Mark
Chapter 2
German translation
1Und er ging wiederum nach Kapernaum hinein nach einigen Tagen, und es wurde gehört, daß er im Hause war.
2Und alsbald versammelten sich viele, also daß kein Platz mehr da war, auch nicht außen vor der Tür; und er redete das Wort zu ihnen.
3Und es kamen vier Männer zu ihm, die einen Gichtbrüchigen trugen.
4Und da sie ihn nicht zu ihm bringen konnten wegen der Menge, deckten sie das Dach auf, da er war. Und als sie es aufgebrochen hatten, ließen sie das Bett herab, auf welchem der Gichtbrüchige lag.
5Da Jesus ihren Glauben sah, sprach er zu dem Gichtbrüchigen: Sohn, deine Sünden sind dir vergeben.
6Es saßen aber etliche der Schriftgelehrten daselbst und gedachten in ihren Herzen:
7Warum redet dieser solche Lästerungen? Wer kann Sünden vergeben denn allein Gott?
8Und alsbald erkannte Jesus in seinem Geiste, daß sie also bei sich selbst gedachten, und sprach zu ihnen: Warum denket ihr solches in euren Herzen?
9Welches ist leichter, zu dem Gichtbrüchigen zu sagen: Dir sind deine Sünden vergeben; oder zu sagen: Stehe auf, nimm dein Bett und wandle?
10Auf daß ihr aber wisset, daß des Menschen Sohn Gewalt hat, Sünden auf Erden zu vergeben, spricht er zu dem Gichtbrüchigen:
11Ich sage dir, stehe auf, nimm dein Bett und gehe heim.
12Und er stand alsbald auf, nahm das Bett und ging hinaus vor allen, also daß sich alle entsetzten und Gott priesen und sprachen: Wir haben solches nie gesehen.
13Und er ging wiederum hinaus an das Meer; und die ganze Menge kam zu ihm, und er lehrte sie.
14Und er ging vorüber und sah Levi, des Alphäus Sohn, sitzen am Zolltisch, und sprach zu ihm: Folge mir nach. Und er stand auf und folgte ihm nach.
15Und es begab sich, daß er in seinem Hause zu Tische saß, und viele Zöllner und Sünder saßen mit Jesus und seinen Jüngern zu Tische; denn es waren viele und folgten ihm nach.
16Und die Schriftgelehrten und Pharisäer, da sie sahen, daß er mit den Zöllnern und Sündern aß, sprachen sie zu seinen Jüngern: Warum isset und trinket er mit den Zöllnern und Sündern?
17Da Jesus das hörete, sprach er zu ihnen: Die Starken bedürfen des Arztes nicht, sondern die Schwachen.

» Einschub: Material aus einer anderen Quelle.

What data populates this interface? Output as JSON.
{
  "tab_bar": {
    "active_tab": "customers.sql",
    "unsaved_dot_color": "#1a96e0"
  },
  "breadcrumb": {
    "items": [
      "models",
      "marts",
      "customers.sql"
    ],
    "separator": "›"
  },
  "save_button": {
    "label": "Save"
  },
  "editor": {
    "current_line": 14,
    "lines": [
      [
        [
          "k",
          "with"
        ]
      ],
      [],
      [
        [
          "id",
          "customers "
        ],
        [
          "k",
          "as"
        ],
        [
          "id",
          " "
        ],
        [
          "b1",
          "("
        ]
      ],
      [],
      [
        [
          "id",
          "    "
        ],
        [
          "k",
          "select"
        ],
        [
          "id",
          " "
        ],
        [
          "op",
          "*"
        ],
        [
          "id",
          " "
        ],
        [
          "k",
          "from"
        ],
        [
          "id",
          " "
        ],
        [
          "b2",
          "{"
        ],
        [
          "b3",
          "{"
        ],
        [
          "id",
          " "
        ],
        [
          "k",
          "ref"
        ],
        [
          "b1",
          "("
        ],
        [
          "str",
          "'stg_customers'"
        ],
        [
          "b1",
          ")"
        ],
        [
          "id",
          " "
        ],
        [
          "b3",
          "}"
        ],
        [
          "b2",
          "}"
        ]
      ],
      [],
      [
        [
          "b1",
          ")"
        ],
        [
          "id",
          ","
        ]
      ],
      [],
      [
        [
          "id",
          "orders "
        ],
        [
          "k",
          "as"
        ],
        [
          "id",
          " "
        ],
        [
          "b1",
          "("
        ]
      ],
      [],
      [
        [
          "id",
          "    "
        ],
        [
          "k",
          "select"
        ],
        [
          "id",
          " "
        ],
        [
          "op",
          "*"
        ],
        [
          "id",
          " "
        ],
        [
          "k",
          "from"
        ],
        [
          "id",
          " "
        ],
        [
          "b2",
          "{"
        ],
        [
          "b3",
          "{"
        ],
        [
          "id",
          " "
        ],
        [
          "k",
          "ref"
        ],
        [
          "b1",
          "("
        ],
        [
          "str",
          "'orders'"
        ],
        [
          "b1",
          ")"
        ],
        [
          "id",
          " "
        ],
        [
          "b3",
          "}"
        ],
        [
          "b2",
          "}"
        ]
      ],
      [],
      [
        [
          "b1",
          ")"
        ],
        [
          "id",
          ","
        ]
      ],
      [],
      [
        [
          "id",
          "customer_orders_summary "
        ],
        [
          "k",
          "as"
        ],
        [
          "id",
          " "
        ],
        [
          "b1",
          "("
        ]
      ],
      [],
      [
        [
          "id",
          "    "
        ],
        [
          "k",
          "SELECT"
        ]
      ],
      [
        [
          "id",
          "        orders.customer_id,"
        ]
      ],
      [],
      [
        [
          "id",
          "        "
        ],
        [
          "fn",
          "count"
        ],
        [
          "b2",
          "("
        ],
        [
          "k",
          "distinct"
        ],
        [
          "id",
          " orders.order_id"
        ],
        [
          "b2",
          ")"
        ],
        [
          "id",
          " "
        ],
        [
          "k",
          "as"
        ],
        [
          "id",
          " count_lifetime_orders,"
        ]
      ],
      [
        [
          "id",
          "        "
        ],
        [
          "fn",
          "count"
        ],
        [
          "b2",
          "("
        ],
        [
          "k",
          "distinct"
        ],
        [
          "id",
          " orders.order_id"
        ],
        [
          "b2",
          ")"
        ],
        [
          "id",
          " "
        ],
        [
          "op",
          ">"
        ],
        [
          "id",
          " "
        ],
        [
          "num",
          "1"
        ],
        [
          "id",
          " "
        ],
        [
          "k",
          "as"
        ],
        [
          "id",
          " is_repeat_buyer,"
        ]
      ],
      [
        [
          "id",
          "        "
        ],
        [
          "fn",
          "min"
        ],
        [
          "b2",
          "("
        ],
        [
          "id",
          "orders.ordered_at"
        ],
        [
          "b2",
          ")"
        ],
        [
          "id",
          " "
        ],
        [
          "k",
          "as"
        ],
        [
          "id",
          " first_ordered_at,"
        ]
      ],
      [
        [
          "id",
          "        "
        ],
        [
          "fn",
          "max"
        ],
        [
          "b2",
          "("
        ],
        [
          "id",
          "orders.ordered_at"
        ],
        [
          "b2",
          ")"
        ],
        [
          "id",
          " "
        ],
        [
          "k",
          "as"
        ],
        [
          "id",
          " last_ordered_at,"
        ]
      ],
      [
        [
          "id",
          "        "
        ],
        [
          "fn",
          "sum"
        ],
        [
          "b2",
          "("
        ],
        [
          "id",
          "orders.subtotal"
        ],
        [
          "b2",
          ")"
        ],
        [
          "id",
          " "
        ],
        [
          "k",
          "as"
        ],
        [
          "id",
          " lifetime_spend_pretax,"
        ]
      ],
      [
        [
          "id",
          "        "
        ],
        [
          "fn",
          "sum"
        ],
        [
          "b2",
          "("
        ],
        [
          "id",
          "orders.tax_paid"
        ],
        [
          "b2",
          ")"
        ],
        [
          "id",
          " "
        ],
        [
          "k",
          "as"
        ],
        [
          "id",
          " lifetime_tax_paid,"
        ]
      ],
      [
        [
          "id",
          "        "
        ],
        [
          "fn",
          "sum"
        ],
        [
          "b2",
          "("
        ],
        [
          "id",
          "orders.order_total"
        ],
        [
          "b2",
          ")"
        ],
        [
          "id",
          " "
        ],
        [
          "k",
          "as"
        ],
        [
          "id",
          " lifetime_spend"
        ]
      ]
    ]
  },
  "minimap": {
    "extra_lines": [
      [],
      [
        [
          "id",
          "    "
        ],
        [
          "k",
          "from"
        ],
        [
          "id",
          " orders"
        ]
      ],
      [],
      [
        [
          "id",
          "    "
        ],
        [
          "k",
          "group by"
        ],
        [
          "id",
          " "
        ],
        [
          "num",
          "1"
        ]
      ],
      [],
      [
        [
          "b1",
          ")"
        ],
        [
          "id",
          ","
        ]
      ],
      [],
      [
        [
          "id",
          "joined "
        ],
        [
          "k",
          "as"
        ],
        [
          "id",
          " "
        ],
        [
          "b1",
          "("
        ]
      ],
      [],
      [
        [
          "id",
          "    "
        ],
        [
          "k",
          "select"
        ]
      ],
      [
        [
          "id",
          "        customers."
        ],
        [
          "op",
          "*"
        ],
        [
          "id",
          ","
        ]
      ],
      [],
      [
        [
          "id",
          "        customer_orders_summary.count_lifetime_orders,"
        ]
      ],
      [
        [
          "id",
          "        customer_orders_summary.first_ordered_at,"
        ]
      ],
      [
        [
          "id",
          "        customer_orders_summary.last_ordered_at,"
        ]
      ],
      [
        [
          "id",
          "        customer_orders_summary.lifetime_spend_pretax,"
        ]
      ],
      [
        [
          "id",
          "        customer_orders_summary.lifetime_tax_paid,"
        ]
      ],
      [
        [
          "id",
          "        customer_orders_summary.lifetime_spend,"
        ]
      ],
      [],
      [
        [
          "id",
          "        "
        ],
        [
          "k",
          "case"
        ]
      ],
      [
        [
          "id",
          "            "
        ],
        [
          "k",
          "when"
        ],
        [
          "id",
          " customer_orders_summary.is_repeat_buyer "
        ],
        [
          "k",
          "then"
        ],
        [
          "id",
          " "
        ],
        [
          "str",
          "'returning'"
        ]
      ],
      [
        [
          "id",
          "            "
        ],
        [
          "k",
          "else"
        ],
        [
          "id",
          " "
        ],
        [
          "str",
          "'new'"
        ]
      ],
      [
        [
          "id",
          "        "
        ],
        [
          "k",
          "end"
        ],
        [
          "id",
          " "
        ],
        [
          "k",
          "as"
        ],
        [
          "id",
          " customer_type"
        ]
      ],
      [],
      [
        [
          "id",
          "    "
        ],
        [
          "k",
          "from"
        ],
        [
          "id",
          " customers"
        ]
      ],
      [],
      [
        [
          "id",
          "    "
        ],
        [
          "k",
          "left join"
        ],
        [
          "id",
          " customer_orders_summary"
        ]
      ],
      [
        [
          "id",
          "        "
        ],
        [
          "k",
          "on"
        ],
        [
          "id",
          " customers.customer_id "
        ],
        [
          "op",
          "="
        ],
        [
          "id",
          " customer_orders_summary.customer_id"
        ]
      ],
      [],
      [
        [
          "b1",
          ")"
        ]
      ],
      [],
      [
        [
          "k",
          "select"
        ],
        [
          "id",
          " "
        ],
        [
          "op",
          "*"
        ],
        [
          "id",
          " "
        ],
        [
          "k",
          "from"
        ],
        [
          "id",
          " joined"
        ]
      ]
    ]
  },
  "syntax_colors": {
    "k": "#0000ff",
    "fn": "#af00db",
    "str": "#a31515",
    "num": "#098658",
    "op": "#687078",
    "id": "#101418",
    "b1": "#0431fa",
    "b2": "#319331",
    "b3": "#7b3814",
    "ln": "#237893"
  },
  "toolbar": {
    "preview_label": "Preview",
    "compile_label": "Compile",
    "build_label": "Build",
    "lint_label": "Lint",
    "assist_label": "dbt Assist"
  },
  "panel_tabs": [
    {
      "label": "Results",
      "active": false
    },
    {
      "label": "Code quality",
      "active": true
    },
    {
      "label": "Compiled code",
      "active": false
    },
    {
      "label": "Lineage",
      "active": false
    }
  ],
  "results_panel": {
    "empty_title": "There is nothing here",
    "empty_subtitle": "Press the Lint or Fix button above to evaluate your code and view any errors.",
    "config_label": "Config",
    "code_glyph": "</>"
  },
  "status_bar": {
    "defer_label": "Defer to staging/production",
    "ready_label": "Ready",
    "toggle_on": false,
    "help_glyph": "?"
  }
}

Ich bin nicht kommen, die Gerechten zu rufen, sondern die Sünder zur Buße.
18Und die Jünger des Johannes und die Pharisäer fasteten; und sie kamen und fragten ihn: Warum fasten die Jünger des Johannes und der Pharisäer, aber deine Jünger fasten nicht?
19Und Jesus sprach zu ihnen: Können die Hochzeitleute fasten, dieweil der Bräutigam bei ihnen ist? Solange sie den Bräutigam bei sich haben, können sie nicht fasten.
20Es werden aber Tage kommen, daß der Bräutigam von ihnen genommen wird; alsdann werden sie fasten in jenen Tagen.
21Niemand flicket einen alten Rock mit einem Stück neuen Tuches; denn der neue Fleck reißet vom alten ab, und der Riß wird ärger.
22Und niemand faßt neuen Wein in alte Schläuche; sonst zerreißet der Wein die Schläuche und der Wein wird verschüttet und die Schläuche verderben; sondern neuen Wein soll man in neue Schläuche fassen.
23Und es begab sich, daß er am Sabbat durch die Saat ging; und seine Jünger fingen an, indem sie gingen, Ähren auszuraufen.
24Und die Pharisäer sprachen zu ihm: Siehe, warum tun sie am Sabbat, das nicht gestattet ist?
25Und er sprach zu ihnen: Habt ihr nie gelesen, was David tat, da er Mangel hatte und hungerte, er und die bei ihm waren?
26Wie er ging in das Haus Gottes zur Zeit Abiatars, des Hohenpriesters, und aß die Schaubrote, welche zu essen nicht gestattet ist denn den Priestern, und gab auch denen, die bei ihm waren?
27Und er sprach zu ihnen: Der Sabbat ist um des Menschen willen gemacht, nicht der Mensch um des Sabbats willen.
28Also ist des Menschen Sohn Herr auch über den Sabbat.